Freeletics Cardio Strength Training Guide Pdf |work| Jun 2026

Your current (beginner, intermediate, advanced)?

Typically involves testing your current fitness level with workouts like "Aphrodite" and several MAX sessions to establish a baseline Personal Best (PB).

An AI-driven digital trainer that customizes workouts based on your fitness level.

Freeletics names its benchmark workouts after Greek gods and figures. In a standard Cardio & Strength program, you encounter specific routines engineered to test both your pacing and muscular endurance. Freeletics Cardio Strength Training Guide Pdf

"Aphrodite" (5 rounds of 50-40-30-20-10 reps).

Introducing advanced exercise variations (e.g., changing regular push-ups to clap push-ups) and chasing personal records. Phase 3: The Peak & Hell Week (Weeks 9–12)

Some versions include a "test" workout in the first week (like Aphrodite) to establish a baseline time. 🏋️ Featured Workouts (The "God" Workouts) Your current (beginner, intermediate, advanced)

5 rounds of descending repetitions (50-40-30-20-10).

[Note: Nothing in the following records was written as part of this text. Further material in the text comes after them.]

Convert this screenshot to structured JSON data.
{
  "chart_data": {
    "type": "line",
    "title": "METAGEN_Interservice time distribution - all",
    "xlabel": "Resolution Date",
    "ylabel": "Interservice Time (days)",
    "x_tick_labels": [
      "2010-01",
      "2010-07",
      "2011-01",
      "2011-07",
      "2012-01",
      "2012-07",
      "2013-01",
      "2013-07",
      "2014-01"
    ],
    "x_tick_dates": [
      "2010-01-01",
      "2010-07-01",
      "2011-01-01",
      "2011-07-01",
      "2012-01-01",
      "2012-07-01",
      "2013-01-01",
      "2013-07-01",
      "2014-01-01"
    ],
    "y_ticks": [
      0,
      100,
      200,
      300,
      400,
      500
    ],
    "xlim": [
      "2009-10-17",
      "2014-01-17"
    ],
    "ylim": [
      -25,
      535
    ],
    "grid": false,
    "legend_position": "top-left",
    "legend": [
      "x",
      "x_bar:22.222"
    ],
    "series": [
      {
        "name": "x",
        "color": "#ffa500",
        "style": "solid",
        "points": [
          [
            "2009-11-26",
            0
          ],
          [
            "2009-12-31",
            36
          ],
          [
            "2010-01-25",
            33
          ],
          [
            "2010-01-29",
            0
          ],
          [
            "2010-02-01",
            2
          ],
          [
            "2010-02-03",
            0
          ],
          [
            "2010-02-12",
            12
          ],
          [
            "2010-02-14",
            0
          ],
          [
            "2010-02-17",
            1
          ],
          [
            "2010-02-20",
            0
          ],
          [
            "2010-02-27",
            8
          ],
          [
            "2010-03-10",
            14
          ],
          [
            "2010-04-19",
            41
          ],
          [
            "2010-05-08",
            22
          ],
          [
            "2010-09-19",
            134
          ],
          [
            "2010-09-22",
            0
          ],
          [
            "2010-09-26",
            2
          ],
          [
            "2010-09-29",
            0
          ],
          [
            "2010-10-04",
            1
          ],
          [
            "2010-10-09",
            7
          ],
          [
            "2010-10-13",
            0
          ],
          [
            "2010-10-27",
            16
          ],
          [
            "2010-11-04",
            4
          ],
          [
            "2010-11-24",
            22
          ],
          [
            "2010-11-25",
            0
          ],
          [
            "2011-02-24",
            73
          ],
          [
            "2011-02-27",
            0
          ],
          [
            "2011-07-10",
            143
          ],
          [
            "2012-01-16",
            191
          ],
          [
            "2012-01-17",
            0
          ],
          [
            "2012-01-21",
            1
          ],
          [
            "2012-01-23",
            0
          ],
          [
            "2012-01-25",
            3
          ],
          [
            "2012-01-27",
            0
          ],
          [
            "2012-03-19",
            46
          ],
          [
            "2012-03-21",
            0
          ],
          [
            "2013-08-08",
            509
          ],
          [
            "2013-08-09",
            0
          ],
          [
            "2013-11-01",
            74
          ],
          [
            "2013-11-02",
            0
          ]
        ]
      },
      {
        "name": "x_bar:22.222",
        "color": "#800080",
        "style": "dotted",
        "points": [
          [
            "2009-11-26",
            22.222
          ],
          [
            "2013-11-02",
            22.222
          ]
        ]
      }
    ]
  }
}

Exercises: Zeus (The Strength Anchor) Focus: Upper body power and muscular hypertrophy.

Typically includes 4–5 training days per week.

The 15-week guide is structured to start you at a manageable level and gradually increase the volume and intensity as you become fitter. The Components of the Freeletics Guide Freeletics names its benchmark workouts after Greek gods

Freeletics combines High-Intensity Interval Training (HIIT) with focused strength workouts. Steady-state cardio is effective for calorie burning, but it often fails to build muscle, leading to metabolic plateaus. Conversely, strength training builds the muscle mass that influences your resting metabolic rate, helping you burn more calories even while at rest.

for any of the "God" workouts mentioned.

Record your completion time down to the exact second.